The consolidation is part of Glencore’s ongoing comprehensive review of its global copper and zinc smelting assets, along with a widespread decline in profitability across the industry due to competition for mined ores. The company has already written down the value of several smelters, shut down a copper plant in the Philippines, and is now focusing on significant cost reductions at its Canadian assets.
“Our smelting and refining business continues to be under a high level of economic pressure due to challenging market conditions that have led to historically low treatment charges,” Suresh Vadnagra, Glencore’s head of zinc assets, said this week.
Xavier Wagner, Glencore’s chief operating officer, and Jon Evans, its head of industrial copper assets, are said to meet with the staff this week to discuss further changes as well as the future of Canadian copper and zinc metallurgical assets.
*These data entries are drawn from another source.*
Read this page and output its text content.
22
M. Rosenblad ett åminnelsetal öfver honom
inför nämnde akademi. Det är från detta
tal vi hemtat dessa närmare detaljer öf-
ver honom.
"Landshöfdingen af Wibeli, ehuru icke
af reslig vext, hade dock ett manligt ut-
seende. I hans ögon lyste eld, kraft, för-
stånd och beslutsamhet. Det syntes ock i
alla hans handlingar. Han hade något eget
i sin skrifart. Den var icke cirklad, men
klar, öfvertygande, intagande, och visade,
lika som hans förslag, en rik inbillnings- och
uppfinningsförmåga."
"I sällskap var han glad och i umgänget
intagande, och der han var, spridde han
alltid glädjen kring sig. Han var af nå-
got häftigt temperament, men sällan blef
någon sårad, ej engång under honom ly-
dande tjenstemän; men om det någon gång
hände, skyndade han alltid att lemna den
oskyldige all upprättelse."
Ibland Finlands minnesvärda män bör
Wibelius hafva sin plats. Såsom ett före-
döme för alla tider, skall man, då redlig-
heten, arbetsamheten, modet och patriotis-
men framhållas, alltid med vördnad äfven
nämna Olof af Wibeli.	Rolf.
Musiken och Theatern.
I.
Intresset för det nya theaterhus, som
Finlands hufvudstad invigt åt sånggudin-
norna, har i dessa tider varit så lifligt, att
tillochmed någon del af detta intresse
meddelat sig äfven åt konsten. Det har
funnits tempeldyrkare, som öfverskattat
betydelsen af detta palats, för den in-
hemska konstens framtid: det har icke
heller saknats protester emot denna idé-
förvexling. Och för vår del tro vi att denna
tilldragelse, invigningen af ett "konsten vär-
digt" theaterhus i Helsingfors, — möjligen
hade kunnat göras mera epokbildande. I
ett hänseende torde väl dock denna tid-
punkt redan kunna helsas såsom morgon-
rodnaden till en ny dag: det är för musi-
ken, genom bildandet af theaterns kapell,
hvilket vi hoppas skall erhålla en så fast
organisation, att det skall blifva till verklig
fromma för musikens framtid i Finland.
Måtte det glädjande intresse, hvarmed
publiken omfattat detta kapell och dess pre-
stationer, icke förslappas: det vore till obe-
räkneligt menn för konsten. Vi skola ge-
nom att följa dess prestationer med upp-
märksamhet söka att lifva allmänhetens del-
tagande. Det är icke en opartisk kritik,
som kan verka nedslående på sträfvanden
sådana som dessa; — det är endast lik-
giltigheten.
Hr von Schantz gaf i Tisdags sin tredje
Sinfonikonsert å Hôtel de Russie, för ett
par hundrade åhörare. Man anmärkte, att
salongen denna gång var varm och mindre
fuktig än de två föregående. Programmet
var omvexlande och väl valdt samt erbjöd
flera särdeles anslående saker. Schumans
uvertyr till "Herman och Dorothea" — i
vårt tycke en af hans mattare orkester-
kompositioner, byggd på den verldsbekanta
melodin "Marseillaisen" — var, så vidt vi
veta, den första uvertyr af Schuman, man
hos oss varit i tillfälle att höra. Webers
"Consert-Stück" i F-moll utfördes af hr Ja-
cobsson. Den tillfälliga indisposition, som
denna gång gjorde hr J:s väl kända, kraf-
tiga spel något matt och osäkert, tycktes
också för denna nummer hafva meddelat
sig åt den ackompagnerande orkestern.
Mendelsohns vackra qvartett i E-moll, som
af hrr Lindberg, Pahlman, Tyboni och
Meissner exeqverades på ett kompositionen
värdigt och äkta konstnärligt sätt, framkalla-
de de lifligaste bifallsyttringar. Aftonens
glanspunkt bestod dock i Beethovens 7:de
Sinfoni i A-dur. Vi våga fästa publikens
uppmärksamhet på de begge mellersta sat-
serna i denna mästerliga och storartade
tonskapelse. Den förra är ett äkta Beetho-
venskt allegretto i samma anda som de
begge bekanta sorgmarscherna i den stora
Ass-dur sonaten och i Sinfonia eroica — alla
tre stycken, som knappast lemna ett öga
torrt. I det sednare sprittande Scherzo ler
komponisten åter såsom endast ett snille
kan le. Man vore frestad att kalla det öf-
The restructuring follows Glencore’s decision in December to reduce its Montreal-based team, cutting approximately 85 of the 100 employees overseeing its Canadian copper and zinc assets, according to sources familiar with the matter. Glencore’s Canadian smelting assets include the Horne copper smelter in northern Quebec, the Canadian Copper Refinery east of Montreal, and CEZinc in southern Quebec. Together, these facilities employ over 2,300 people, with CEZinc being the second-largest zinc plant in North America.
The Quebec smelters benefit from access to low energy costs, skilled labor, and proximity to US consumers, but margins at the plants have come under threat after a massive expansion in global smelting capacity. The increased competition has made feedstock, including copper and zinc ores and concentrates, harder and pricier to get hold of, and soaring raw-material costs have strained smelters’ cashflows.
Last month, Glencore suspended operations at a copper smelter in the Philippines and took a $1.5 billion writedown on various smelting units. The company also said that they are evaluating their long-term business assets, including the plants in Spain, Italy, Germany, and Australia.
Canadian metal producers are facing the risk of tariffs on shipments to the US. President Donald Trump has already imposed a 25% tariff on global aluminum and steel imports and is considering copper tariffs. He briefly imposed 25% duties on most Canadian and Mexican goods earlier this month but extended the deadline to April 2, exempting goods covered by the North American Free Trade Agreement (NAFTA).
Glencore collection plants in the US are also the largest electronic scrap processors in the continent alongside Horne, which processes electronic scrap and concentrates to produce copper for the North American market, with an annual capacity to produce 210,000 metric tons of copper anodes.